Will Rhode Island Go Independent?

 
Photo by the Associated Press
Independent Lincoln Chafee, right, addresses a campaign forum in Providence while other gubernatorial candidates look on.

PROVIDENCE, R.I. - With all the well-documented anger against hyperpartisanship and against both major political parties this year, you might expect the time to be ripe for a crop of independent governors. No independent or third-party candidate has been elected anywhere in the country in more than a decade. If this is the year of the independent, though, it is starting off relatively slowly.

Except in Rhode Island. The Ocean State is usually seen as a bastion of Democratic power, but that's not entirely true. Rhode Island does vote reliably for Democrats at the presidential level, and routinely elects a Democratic legislature, but in fact it hasn't had a Democratic governor in 16 years. It is one of only nine states in the country where independent and unaffiliated voters outnumber those of either major party.

That's where Lincoln Chafee comes in. After serving one term in the U.S. Senate as a liberal Republican and then losing his seat to a Democratic challenger, Chafee is convinced this is the moment to seek the governorship under an independent banner.

DIFFERENT TAX TACTICS

The last time any state elected an independent governor was in 1998, when Minnesotans picked former wrestler Jesse Ventura and Maine voters reelected Angus King for a second term.

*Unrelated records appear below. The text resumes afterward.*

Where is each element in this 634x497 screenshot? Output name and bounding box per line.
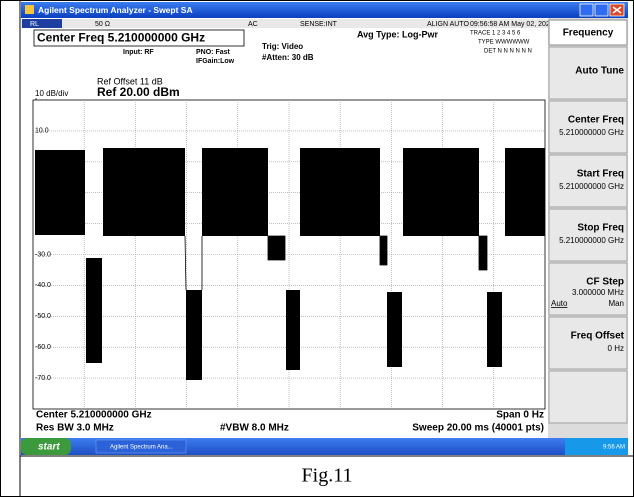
low-burst bbox=[387, 292, 402, 367]
footer-vbw: #VBW 8.0 MHz bbox=[220, 423, 289, 434]
status-datetime: 09:56:58 AM May 02, 2024 bbox=[470, 21, 554, 28]
softkey-label: Auto Tune bbox=[575, 66, 624, 77]
softkeys: Auto Tune Center Freq 5.210000000 GHz Start… bbox=[548, 46, 628, 424]
softkey-value: 3.000000 MHz bbox=[572, 288, 624, 297]
softkey-value: 0 Hz bbox=[608, 344, 624, 353]
burst bbox=[505, 148, 545, 236]
status-impedance: 50 Ω bbox=[95, 21, 110, 28]
task-button[interactable] bbox=[95, 439, 187, 454]
y-label: -50.0 bbox=[35, 313, 51, 320]
avg-type: Avg Type: Log-Pwr bbox=[357, 29, 438, 39]
softkey[interactable] bbox=[548, 370, 628, 424]
y-label: -40.0 bbox=[35, 282, 51, 289]
trace: TRACE 1 2 3 4 5 6 bbox=[470, 31, 521, 37]
burst bbox=[300, 148, 380, 236]
window-title: Agilent Spectrum Analyzer - Swept SA bbox=[38, 5, 193, 15]
ref-offset: Ref Offset 11 dB bbox=[97, 76, 163, 86]
low-burst bbox=[86, 258, 102, 363]
burst bbox=[35, 150, 85, 235]
scale: 10 dB/div bbox=[35, 89, 68, 98]
trace-noise bbox=[184, 235, 488, 291]
softkey[interactable] bbox=[548, 100, 628, 154]
footer-sweep: Sweep 20.00 ms (40001 pts) bbox=[412, 423, 544, 434]
y-label: -30.0 bbox=[35, 251, 51, 258]
status-coupling: AC bbox=[248, 21, 258, 28]
status-bar bbox=[21, 19, 548, 28]
status-sense: SENSE:INT bbox=[300, 21, 338, 28]
ifgain: IFGain:Low bbox=[196, 58, 235, 65]
caption: Fig.11 bbox=[302, 465, 353, 487]
low-burst bbox=[286, 290, 300, 370]
input: Input: RF bbox=[123, 49, 154, 56]
softkey-value: 5.210000000 GHz bbox=[559, 236, 624, 245]
center-freq-box bbox=[33, 29, 245, 47]
pno: PNO: Fast bbox=[196, 49, 231, 56]
start-label: start bbox=[38, 442, 60, 453]
softkey-label: CF Step bbox=[586, 277, 624, 288]
trig: Trig: Video bbox=[262, 42, 303, 51]
trace-type: TYPE WWWWWW bbox=[478, 40, 530, 46]
softkey[interactable] bbox=[548, 46, 628, 100]
softkey-option: Auto bbox=[551, 299, 568, 308]
center-freq: Center Freq 5.210000000 GHz bbox=[37, 31, 205, 45]
softkey-label: Freq Offset bbox=[571, 331, 625, 342]
maximize-button[interactable] bbox=[594, 3, 609, 17]
clock: 9:56 AM bbox=[603, 445, 625, 451]
low-burst bbox=[186, 290, 202, 380]
trace-det: DET N N N N N N bbox=[484, 49, 532, 55]
softkey-value: 5.210000000 GHz bbox=[559, 182, 624, 191]
burst bbox=[103, 148, 185, 236]
softkey-value: 5.210000000 GHz bbox=[559, 128, 624, 137]
status-align: ALIGN AUTO bbox=[427, 21, 469, 28]
footer-res-bw: Res BW 3.0 MHz bbox=[36, 423, 114, 434]
softkey-label: Center Freq bbox=[568, 115, 624, 126]
softkey[interactable] bbox=[548, 154, 628, 208]
close-icon bbox=[612, 6, 622, 14]
softkey[interactable] bbox=[548, 316, 628, 370]
title-bar bbox=[21, 2, 628, 18]
y-label: 10.0 bbox=[35, 128, 49, 135]
softkey-option: Man bbox=[608, 299, 624, 308]
app-icon bbox=[25, 5, 34, 14]
atten: #Atten: 30 dB bbox=[262, 53, 314, 62]
minimize-button[interactable] bbox=[579, 3, 594, 17]
y-label: -60.0 bbox=[35, 344, 51, 351]
mode-box bbox=[22, 19, 62, 28]
ref-level: Ref 20.00 dBm bbox=[97, 85, 180, 99]
trace-display bbox=[35, 148, 545, 380]
task-label: Agilent Spectrum Ana... bbox=[110, 445, 173, 451]
footer-center: Center 5.210000000 GHz bbox=[36, 410, 152, 421]
softkey[interactable] bbox=[548, 208, 628, 262]
y-label: -70.0 bbox=[35, 375, 51, 382]
status-mode: RL bbox=[30, 21, 39, 28]
softkey-label: Start Freq bbox=[577, 169, 624, 180]
tray bbox=[565, 438, 628, 455]
start-button[interactable] bbox=[21, 438, 71, 455]
menu-title: Frequency bbox=[563, 28, 614, 39]
burst bbox=[403, 148, 479, 236]
low-burst bbox=[487, 292, 502, 367]
softkey[interactable] bbox=[548, 262, 628, 316]
burst bbox=[202, 148, 268, 236]
softkey-label: Stop Freq bbox=[577, 223, 624, 234]
footer-span: Span 0 Hz bbox=[496, 410, 544, 421]
menu-title-box bbox=[548, 19, 628, 46]
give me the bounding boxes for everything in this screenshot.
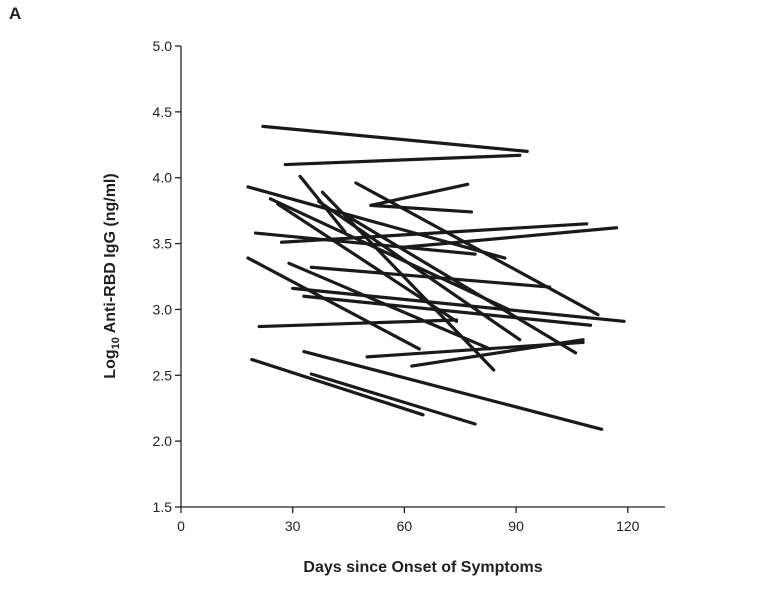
y-tick-label: 1.5 xyxy=(153,499,173,515)
y-tick-label: 3.5 xyxy=(153,236,173,252)
participant-line-15 xyxy=(291,286,626,323)
x-tick-label: 30 xyxy=(285,518,301,534)
y-tick-label: 4.0 xyxy=(153,170,173,186)
y-tick-label: 5.0 xyxy=(153,38,173,54)
y-tick-label: 2.5 xyxy=(153,367,173,383)
participant-line-7 xyxy=(369,203,473,214)
participant-line-23 xyxy=(276,202,459,323)
axes: 1.5 2.0 2.5 3.0 3.5 4.0 4.5 5.0 0 30 60 90 120 xyxy=(153,38,665,534)
participant-line-21 xyxy=(250,357,425,417)
participant-line-1 xyxy=(261,124,529,153)
y-tick-label: 3.0 xyxy=(153,301,173,317)
panel-label: A xyxy=(9,4,22,23)
participant-line-17 xyxy=(257,318,459,329)
y-tick-label: 4.5 xyxy=(153,104,173,120)
y-axis-title-main: Log xyxy=(102,349,119,378)
participant-line-22 xyxy=(309,372,477,426)
participant-line-5 xyxy=(354,181,600,317)
participant-line-19 xyxy=(410,338,585,368)
participant-line-16 xyxy=(302,294,593,327)
x-tick-label: 90 xyxy=(508,518,524,534)
participant-line-11 xyxy=(399,226,619,250)
x-axis-title: Days since Onset of Symptoms xyxy=(303,559,542,576)
participant-line-12 xyxy=(246,256,421,351)
x-tick-label: 60 xyxy=(397,518,413,534)
x-tick-label: 0 xyxy=(177,518,185,534)
participant-line-25 xyxy=(343,212,578,355)
participant-line-26 xyxy=(268,197,511,312)
participant-line-24 xyxy=(317,199,522,342)
participant-line-8 xyxy=(369,182,470,207)
y-axis-title-rest: Anti-RBD IgG (ng/ml) xyxy=(102,173,119,337)
y-axis-title: Log10 Anti-RBD IgG (ng/ml) xyxy=(102,173,122,378)
y-axis-title-subscript: 10 xyxy=(110,337,122,349)
x-tick-label: 120 xyxy=(616,518,640,534)
data-lines xyxy=(246,124,626,431)
y-tick-label: 2.0 xyxy=(153,433,173,449)
participant-line-3 xyxy=(246,185,507,260)
participant-line-20 xyxy=(302,349,604,431)
participant-line-2 xyxy=(283,153,522,167)
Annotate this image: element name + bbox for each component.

Earlier in the 1990s, voters in Alaska and Connecticut elected independent governors. Few have come close since then.

But Chafee looks pretty strong so far. Many Rhode Island sources consider him the man to beat. A Rasmussen Reports statewide telephone survey in April showed Chafee running neck-and-neck against one of the two major Democratic candidates, and well ahead of the other Democratic hopeful and the likely Republican nominee.

Voters, candidates frustrated by parties

One reason Chafee retains a reservoir of good feeling in his state is that, in the consensus view of experts, he didn't lose his Senate seat in 2008 because of anything he had done in office; he was a Republican, even if a very liberal one, and a majority of Rhode Islanders wanted to express a protest against the party of President George W. Bush. "They were voting against his party's identification," says Jennifer Lawless, a political science professor who taught at Brown University in Providence in 2008. "Democrats needed to win Rhode Island to retake the Senate," and the electorate wanted that to happen.

If anything, Chafee has moved further left now that he is free of any partisan ties. During a gubernatorial forum in Providence in May, he won the biggest applause of the night when he reminded the audience that as U.S. senator he voted against Bush's tax cuts and the Iraq war.

Rhode Island isn't the only place where independent gubernatorial campaigns are taking shape in 2010. New England seems to be sprouting them. Massachusetts State Treasurer Tim Cahill is running as an independent there and businessman Eliot Cutler is doing the same in Maine.

But Chafee is a little different, in part because he is — well, a Chafee. His father, John H. Chafee, was a popular governor and U.S. senator for whom roads, buildings and a Navy missile destroyer are named. The Chafee family was among Rhode Island's "Five Families" who essentially ran the state until the 1930s as owners and managers of textile mills, banks and universities. John Chafee, a rumpled, easy-going man who betrayed few signs of his elite background, was admired by voters of all parties and backgrounds. "Chafee's name definitely helps because there remain such good feelings toward his father," says Lisa Pelosi of Johnson & Wales University in Providence.

Race is chock-full of personalities

Two other major candidates have some family ties of their own to take advantage of. One leading Democratic contender is Frank Caprio, the state treasurer and son of a chief judge who hosts the TV show "Caught in Providence," a local version of "The People's Court" or "Judge Judy." A second prominent Democrat, Attorney General Patrick Lynch, is the brother of the former state party chairman, who is himself running for Congress this year. Patrick Lynch has excellent name recognition on his own: He oversaw the investigation of the Station nightclub fire in West Warwick that killed 100 people in 2003.

If there is a candidate with an "outsider" strategy in this year of anti-establishment sentiment, it is John Robitaille, a former aide to retiring Republican Governor Don Carcieri. Robitaille is trying to make the most of it. "I don't come from a legacy family like the other candidates do," he says. He emphasizes his humble upbringing, a five-year stint in the military and his experience starting a business from scratch. "And unlike the other candidates, I have had executive branch experience and understand the budget."

For now, though, it is Chafee who is drawing most of the attention. "The timing couldn't be better," he insists. "There is frustration with both parties. Running as an independent will free me from the constraints that party politics impose on candidates," he says, giving him flexibility to bring in the best people from both major parties and "people without political ties to solve our problems."